The Perfume Shop and Deliveroo are extending their retail partnership to cover further UK locations, following a successful launch period last year.

The widening of its association, launched last year as Eau De-Liveroo x The Perfume Shop, comes as research reveals 47% of Britons have forgotten to wear or pack their favourite perfume when heading out, “leaving them feeling annoyed (24%), or unprepared (18%)”.

During peak periods, the retailer said the partnership managed to directly generate in-store sales in 21 locations covering London, Manchester, Bristol, Birmingham, Leeds, Glasgow and Edinburgh. “With over 1,000 perfumes available for quick delivery, the partnership has proven particularly popular during key shopping seasons over Black Friday and throughout December”, it added.

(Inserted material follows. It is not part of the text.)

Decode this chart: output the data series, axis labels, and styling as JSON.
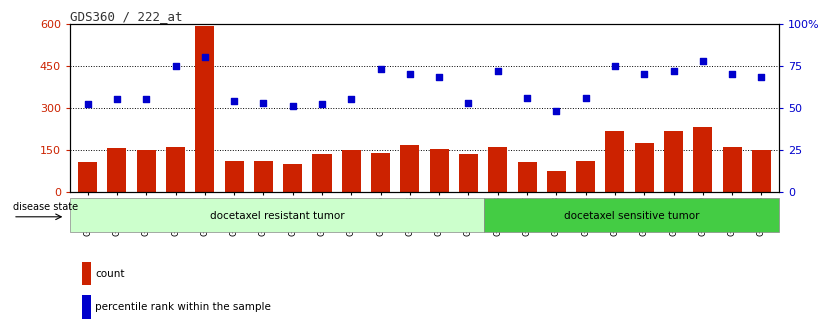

Milton Keynes was the most recent to introduce the Deliveroo app service, and there are plans to continue rolling out additional locations over 2025.

Gill Smith, managing director at The Perfume Shop said: “The success of our partnership… is a testament to the growing demand for seamless, on-demand shopping experiences”

Suzy McClintock, VP for New Verticals at Deliveroo added: “This successful partnership has not only driven sales but is also helping reshape the way customers shop by offering fast, on-demand delivery of over 1,000 fragrances across the UK.

Deliveroo is also continuing to expand its partnership to other retailers including Hurr, Accessorize, Hemp and Boots.